Os dados do setor foram compartilhados no Fórum Economia Limpa pelo presidente da Tecsis, Marcelo Soares. A empresa, 100% brasileira e com 21 anos de existência, já produziu mais de 50 mil pás instaladas em todo o mundo. “A energia eólica é inesgotável, não emite gases poluentes, não gera resíduos. E o Brasil tem os melhores ventos do mundo, sem rajadas. Porém, mesmo assim estamos na 10ª posição de energia eólica”, afirma.

Além do alto custo de transporte das pás, que chegam a medir 63 metros, o equivalente a um prédio de 20 andares, Marcelo também citou as péssimas condições das estradas do país, o que torna o transporte desafiador, já que o produto segue de caminhão para a maioria dos seus destinos nacionais. Para enviar de São Paulo para o nordeste, por exemplo, o custo da logística fica entre 10 e 15% do valor da peça. Para os EUA, esse custo é de 12%.

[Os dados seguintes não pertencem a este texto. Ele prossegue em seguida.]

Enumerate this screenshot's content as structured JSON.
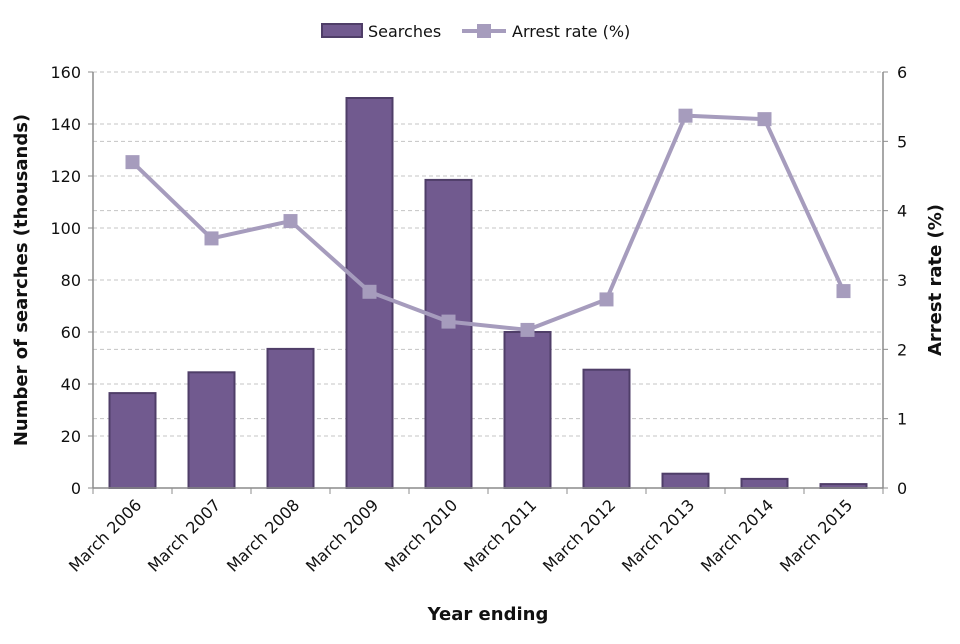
{
  "chart_data": {
    "type": "bar",
    "title": "",
    "categories": [
      "March 2006",
      "March 2007",
      "March 2008",
      "March 2009",
      "March 2010",
      "March 2011",
      "March 2012",
      "March 2013",
      "March 2014",
      "March 2015"
    ],
    "series": [
      {
        "name": "Searches",
        "type": "bar",
        "axis": "left",
        "color": "#715a8f",
        "values": [
          36.5,
          44.5,
          53.5,
          150,
          118.5,
          60,
          45.5,
          5.5,
          3.5,
          1.5
        ]
      },
      {
        "name": "Arrest rate (%)",
        "type": "line",
        "axis": "right",
        "color": "#a69cbd",
        "values": [
          4.7,
          3.6,
          3.85,
          2.83,
          2.4,
          2.28,
          2.72,
          5.37,
          5.32,
          2.84
        ]
      }
    ],
    "xlabel": "Year ending",
    "ylabel": "Number of searches (thousands)",
    "y2label": "Arrest rate (%)",
    "ylim": [
      0,
      160
    ],
    "y2lim": [
      0,
      6
    ],
    "yticks": [
      "0",
      "20",
      "40",
      "60",
      "80",
      "100",
      "120",
      "140",
      "160"
    ],
    "y2ticks": [
      "0",
      "1",
      "2",
      "3",
      "4",
      "5",
      "6"
    ],
    "grid": true,
    "legend_position": "top-center",
    "legend": {
      "bars_label": "Searches",
      "line_label": "Arrest rate (%)"
    }
  }
}
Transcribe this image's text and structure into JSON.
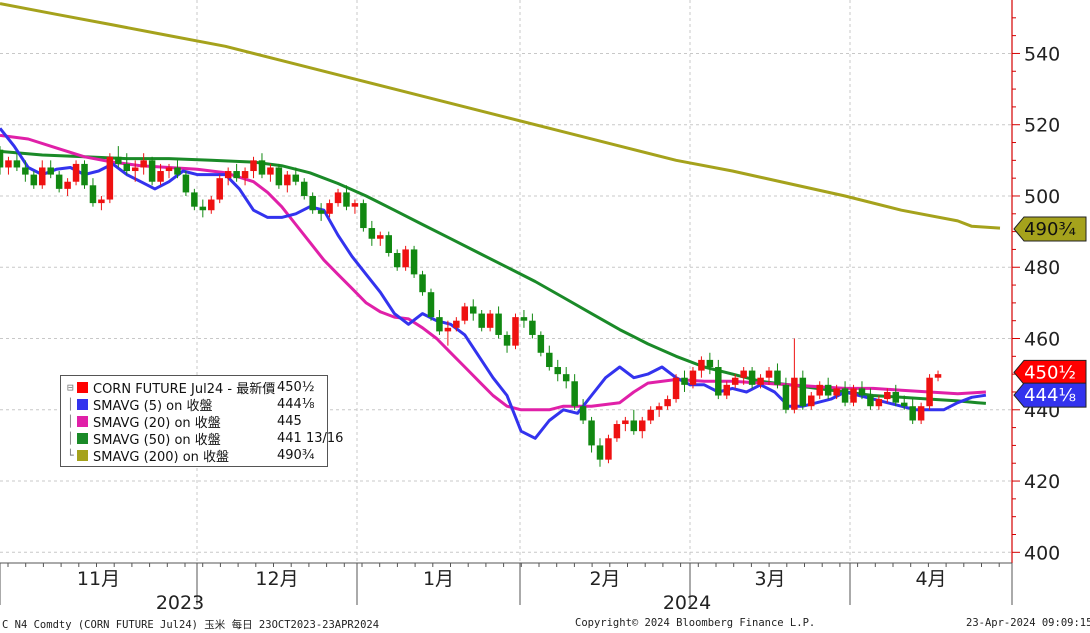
{
  "chart_data": {
    "type": "candlestick",
    "y_ticks": [
      "540",
      "520",
      "500",
      "480",
      "460",
      "440",
      "420",
      "400"
    ],
    "ylim": [
      397,
      555
    ],
    "x_months": [
      "11月",
      "12月",
      "1月",
      "2月",
      "3月",
      "4月"
    ],
    "x_years": [
      "2023",
      "2024"
    ],
    "last_price_tags": [
      {
        "label": "490¾",
        "series": "SMAVG (200)",
        "value": 490.75,
        "color": "#a5a21c"
      },
      {
        "label": "450½",
        "series": "CORN FUTURE Jul24",
        "value": 450.5,
        "color": "#ff0000"
      },
      {
        "label": "444⅛",
        "series": "SMAVG (5)",
        "value": 444.125,
        "color": "#3333ee"
      }
    ],
    "legend": [
      {
        "tree": "⊟",
        "name": "CORN FUTURE Jul24 - 最新價",
        "value": "450½",
        "color": "#ff0000"
      },
      {
        "tree": "│",
        "name": "SMAVG (5)  on 收盤",
        "value": "444⅛",
        "color": "#3333ee"
      },
      {
        "tree": "│",
        "name": "SMAVG (20)  on 收盤",
        "value": "445",
        "color": "#e020a8"
      },
      {
        "tree": "│",
        "name": "SMAVG (50)  on 收盤",
        "value": "441 13/16",
        "color": "#1a8a28"
      },
      {
        "tree": "└",
        "name": "SMAVG (200)  on 收盤",
        "value": "490¾",
        "color": "#a5a21c"
      }
    ],
    "sma200": [
      [
        0,
        554
      ],
      [
        20,
        551
      ],
      [
        40,
        548
      ],
      [
        60,
        545
      ],
      [
        80,
        542
      ],
      [
        100,
        538
      ],
      [
        120,
        534
      ],
      [
        140,
        530
      ],
      [
        160,
        526
      ],
      [
        180,
        522
      ],
      [
        200,
        518
      ],
      [
        220,
        514
      ],
      [
        240,
        510
      ],
      [
        260,
        507
      ],
      [
        280,
        503.5
      ],
      [
        300,
        500
      ],
      [
        320,
        496
      ],
      [
        340,
        493
      ],
      [
        345,
        491.5
      ],
      [
        355,
        491
      ]
    ],
    "sma50": [
      [
        0,
        512.5
      ],
      [
        15,
        511.5
      ],
      [
        30,
        511
      ],
      [
        45,
        510.5
      ],
      [
        60,
        510.5
      ],
      [
        75,
        510
      ],
      [
        90,
        509.5
      ],
      [
        100,
        508.5
      ],
      [
        110,
        506.5
      ],
      [
        120,
        503.5
      ],
      [
        130,
        500
      ],
      [
        140,
        496
      ],
      [
        150,
        492
      ],
      [
        160,
        488
      ],
      [
        170,
        484
      ],
      [
        180,
        480
      ],
      [
        190,
        476
      ],
      [
        200,
        471.5
      ],
      [
        210,
        467
      ],
      [
        220,
        462.5
      ],
      [
        230,
        458.5
      ],
      [
        240,
        455
      ],
      [
        250,
        452
      ],
      [
        260,
        450
      ],
      [
        270,
        448
      ],
      [
        280,
        447
      ],
      [
        290,
        446
      ],
      [
        300,
        445
      ],
      [
        310,
        444
      ],
      [
        320,
        443.5
      ],
      [
        330,
        443
      ],
      [
        340,
        442.5
      ],
      [
        347,
        442
      ],
      [
        350,
        441.8
      ]
    ],
    "sma20": [
      [
        0,
        517
      ],
      [
        10,
        516
      ],
      [
        20,
        513.5
      ],
      [
        30,
        511
      ],
      [
        40,
        509.5
      ],
      [
        50,
        508.5
      ],
      [
        60,
        508
      ],
      [
        70,
        507.5
      ],
      [
        80,
        506.5
      ],
      [
        90,
        504
      ],
      [
        95,
        501
      ],
      [
        100,
        497
      ],
      [
        105,
        492
      ],
      [
        110,
        487
      ],
      [
        115,
        482
      ],
      [
        120,
        478
      ],
      [
        125,
        474
      ],
      [
        130,
        470
      ],
      [
        135,
        467.5
      ],
      [
        140,
        466
      ],
      [
        145,
        465.5
      ],
      [
        150,
        463
      ],
      [
        155,
        460
      ],
      [
        160,
        456
      ],
      [
        165,
        452
      ],
      [
        170,
        448
      ],
      [
        175,
        444
      ],
      [
        180,
        441
      ],
      [
        185,
        440
      ],
      [
        190,
        440
      ],
      [
        195,
        440
      ],
      [
        200,
        441
      ],
      [
        210,
        441
      ],
      [
        220,
        442
      ],
      [
        225,
        445
      ],
      [
        230,
        447.5
      ],
      [
        240,
        448.5
      ],
      [
        250,
        448
      ],
      [
        260,
        448
      ],
      [
        270,
        447.5
      ],
      [
        280,
        447
      ],
      [
        290,
        446.5
      ],
      [
        300,
        446
      ],
      [
        310,
        446
      ],
      [
        320,
        445.5
      ],
      [
        330,
        445
      ],
      [
        340,
        444.5
      ],
      [
        350,
        445
      ]
    ],
    "sma5": [
      [
        0,
        519
      ],
      [
        5,
        514
      ],
      [
        10,
        508
      ],
      [
        15,
        506
      ],
      [
        20,
        507.5
      ],
      [
        25,
        508
      ],
      [
        30,
        506
      ],
      [
        35,
        507
      ],
      [
        40,
        509
      ],
      [
        45,
        506
      ],
      [
        50,
        504
      ],
      [
        55,
        502
      ],
      [
        60,
        504
      ],
      [
        65,
        507
      ],
      [
        70,
        506
      ],
      [
        75,
        506
      ],
      [
        80,
        506
      ],
      [
        85,
        502
      ],
      [
        90,
        496
      ],
      [
        95,
        494
      ],
      [
        100,
        494
      ],
      [
        105,
        495
      ],
      [
        110,
        497
      ],
      [
        115,
        496
      ],
      [
        120,
        489
      ],
      [
        125,
        483
      ],
      [
        130,
        478
      ],
      [
        135,
        473
      ],
      [
        140,
        467
      ],
      [
        145,
        464
      ],
      [
        150,
        467
      ],
      [
        155,
        465
      ],
      [
        160,
        464
      ],
      [
        165,
        461
      ],
      [
        170,
        455
      ],
      [
        175,
        449
      ],
      [
        180,
        444
      ],
      [
        185,
        434
      ],
      [
        190,
        432
      ],
      [
        195,
        437
      ],
      [
        200,
        440
      ],
      [
        205,
        439
      ],
      [
        210,
        444
      ],
      [
        215,
        449
      ],
      [
        220,
        452
      ],
      [
        225,
        449
      ],
      [
        230,
        450
      ],
      [
        235,
        452
      ],
      [
        240,
        449
      ],
      [
        245,
        447
      ],
      [
        250,
        447
      ],
      [
        255,
        445
      ],
      [
        260,
        446
      ],
      [
        265,
        445
      ],
      [
        270,
        447
      ],
      [
        275,
        445
      ],
      [
        280,
        441
      ],
      [
        285,
        441
      ],
      [
        290,
        442
      ],
      [
        295,
        443
      ],
      [
        300,
        445
      ],
      [
        305,
        444
      ],
      [
        310,
        443
      ],
      [
        315,
        442
      ],
      [
        320,
        441
      ],
      [
        325,
        440
      ],
      [
        330,
        440
      ],
      [
        335,
        440
      ],
      [
        340,
        442
      ],
      [
        345,
        443.5
      ],
      [
        350,
        444.1
      ]
    ],
    "candles_ohlc": [
      [
        0,
        513,
        514,
        506,
        508
      ],
      [
        3,
        508,
        511,
        506,
        510
      ],
      [
        6,
        510,
        512,
        507,
        508
      ],
      [
        9,
        508,
        510,
        504,
        506
      ],
      [
        12,
        506,
        507,
        502,
        503
      ],
      [
        15,
        503,
        510,
        502,
        508
      ],
      [
        18,
        508,
        510,
        505,
        506
      ],
      [
        21,
        506,
        507,
        501,
        502
      ],
      [
        24,
        502,
        505,
        500,
        504
      ],
      [
        27,
        504,
        510,
        503,
        509
      ],
      [
        30,
        509,
        510,
        502,
        503
      ],
      [
        33,
        503,
        505,
        497,
        498
      ],
      [
        36,
        498,
        500,
        496,
        499
      ],
      [
        39,
        499,
        512,
        498,
        511
      ],
      [
        42,
        511,
        514,
        508,
        509
      ],
      [
        45,
        509,
        512,
        506,
        507
      ],
      [
        48,
        507,
        510,
        504,
        508
      ],
      [
        51,
        508,
        512,
        506,
        510
      ],
      [
        54,
        510,
        511,
        503,
        504
      ],
      [
        57,
        504,
        509,
        503,
        507
      ],
      [
        60,
        507,
        509,
        505,
        508
      ],
      [
        63,
        508,
        510,
        505,
        506
      ],
      [
        66,
        506,
        507,
        500,
        501
      ],
      [
        69,
        501,
        502,
        496,
        497
      ],
      [
        72,
        497,
        499,
        494,
        496
      ],
      [
        75,
        496,
        500,
        495,
        499
      ],
      [
        78,
        499,
        506,
        498,
        505
      ],
      [
        81,
        505,
        508,
        503,
        507
      ],
      [
        84,
        507,
        509,
        504,
        505
      ],
      [
        87,
        505,
        508,
        503,
        507
      ],
      [
        90,
        507,
        511,
        505,
        510
      ],
      [
        93,
        510,
        512,
        505,
        506
      ],
      [
        96,
        506,
        509,
        504,
        508
      ],
      [
        99,
        508,
        509,
        502,
        503
      ],
      [
        102,
        503,
        507,
        501,
        506
      ],
      [
        105,
        506,
        508,
        503,
        504
      ],
      [
        108,
        504,
        505,
        499,
        500
      ],
      [
        111,
        500,
        501,
        495,
        496
      ],
      [
        114,
        496,
        498,
        493,
        495
      ],
      [
        117,
        495,
        499,
        494,
        498
      ],
      [
        120,
        498,
        502,
        497,
        501
      ],
      [
        123,
        501,
        503,
        496,
        497
      ],
      [
        126,
        497,
        499,
        495,
        498
      ],
      [
        129,
        498,
        499,
        490,
        491
      ],
      [
        132,
        491,
        493,
        486,
        488
      ],
      [
        135,
        488,
        490,
        486,
        489
      ],
      [
        138,
        489,
        490,
        483,
        484
      ],
      [
        141,
        484,
        485,
        479,
        480
      ],
      [
        144,
        480,
        486,
        479,
        485
      ],
      [
        147,
        485,
        486,
        477,
        478
      ],
      [
        150,
        478,
        479,
        472,
        473
      ],
      [
        153,
        473,
        474,
        465,
        466
      ],
      [
        156,
        466,
        468,
        461,
        462
      ],
      [
        159,
        462,
        465,
        458,
        463
      ],
      [
        162,
        463,
        466,
        462,
        465
      ],
      [
        165,
        465,
        470,
        464,
        469
      ],
      [
        168,
        469,
        471,
        465,
        467
      ],
      [
        171,
        467,
        468,
        462,
        463
      ],
      [
        174,
        463,
        468,
        462,
        467
      ],
      [
        177,
        467,
        469,
        460,
        461
      ],
      [
        180,
        461,
        462,
        456,
        458
      ],
      [
        183,
        458,
        467,
        457,
        466
      ],
      [
        186,
        466,
        468,
        463,
        465
      ],
      [
        189,
        465,
        467,
        460,
        461
      ],
      [
        192,
        461,
        462,
        455,
        456
      ],
      [
        195,
        456,
        458,
        451,
        452
      ],
      [
        198,
        452,
        454,
        448,
        450
      ],
      [
        201,
        450,
        452,
        446,
        448
      ],
      [
        204,
        448,
        450,
        440,
        441
      ],
      [
        207,
        441,
        443,
        436,
        437
      ],
      [
        210,
        437,
        438,
        428,
        430
      ],
      [
        213,
        430,
        432,
        424,
        426
      ],
      [
        216,
        426,
        433,
        425,
        432
      ],
      [
        219,
        432,
        437,
        431,
        436
      ],
      [
        222,
        436,
        438,
        434,
        437
      ],
      [
        225,
        437,
        440,
        433,
        434
      ],
      [
        228,
        434,
        438,
        432,
        437
      ],
      [
        231,
        437,
        441,
        436,
        440
      ],
      [
        234,
        440,
        442,
        438,
        441
      ],
      [
        237,
        441,
        444,
        440,
        443
      ],
      [
        240,
        443,
        450,
        442,
        449
      ],
      [
        243,
        449,
        451,
        445,
        447
      ],
      [
        246,
        447,
        452,
        446,
        451
      ],
      [
        249,
        451,
        455,
        449,
        454
      ],
      [
        252,
        454,
        456,
        450,
        452
      ],
      [
        255,
        452,
        454,
        443,
        444
      ],
      [
        258,
        444,
        448,
        443,
        447
      ],
      [
        261,
        447,
        450,
        446,
        449
      ],
      [
        264,
        449,
        452,
        447,
        451
      ],
      [
        267,
        451,
        452,
        446,
        447
      ],
      [
        270,
        447,
        450,
        446,
        449
      ],
      [
        273,
        449,
        452,
        447,
        451
      ],
      [
        276,
        451,
        453,
        446,
        447
      ],
      [
        279,
        447,
        449,
        439,
        440
      ],
      [
        282,
        440,
        460,
        439,
        449
      ],
      [
        285,
        449,
        451,
        440,
        441
      ],
      [
        288,
        441,
        445,
        440,
        444
      ],
      [
        291,
        444,
        448,
        443,
        447
      ],
      [
        294,
        447,
        449,
        443,
        444
      ],
      [
        297,
        444,
        447,
        443,
        446
      ],
      [
        300,
        446,
        448,
        441,
        442
      ],
      [
        303,
        442,
        447,
        441,
        446
      ],
      [
        306,
        446,
        448,
        443,
        444
      ],
      [
        309,
        444,
        446,
        440,
        441
      ],
      [
        312,
        441,
        444,
        440,
        443
      ],
      [
        315,
        443,
        446,
        442,
        445
      ],
      [
        318,
        445,
        447,
        441,
        442
      ],
      [
        321,
        442,
        444,
        440,
        441
      ],
      [
        324,
        441,
        443,
        436,
        437
      ],
      [
        327,
        437,
        442,
        436,
        441
      ],
      [
        330,
        441,
        450,
        440,
        449
      ],
      [
        333,
        449,
        451,
        448,
        450
      ]
    ]
  },
  "footer": {
    "left": "C N4 Comdty (CORN FUTURE       Jul24) 玉米  每日 23OCT2023-23APR2024",
    "center": "Copyright© 2024 Bloomberg Finance L.P.",
    "right": "23-Apr-2024 09:09:15"
  }
}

Hoje, a energia eólica abastece mais de 20 milhões de brasileiros (mais de 5% da matriz energética) e a previsão é dobrar essa participação nos próximos cinco anos. “Temos muita demanda pelo produto, principalmente no Rio Grande do Norte e na Bahia, onde a instalação dos parques eólicos traz benefícios à comunidade local ao mudar o status social da região e promover a fixação do homem no campo”, concluiu.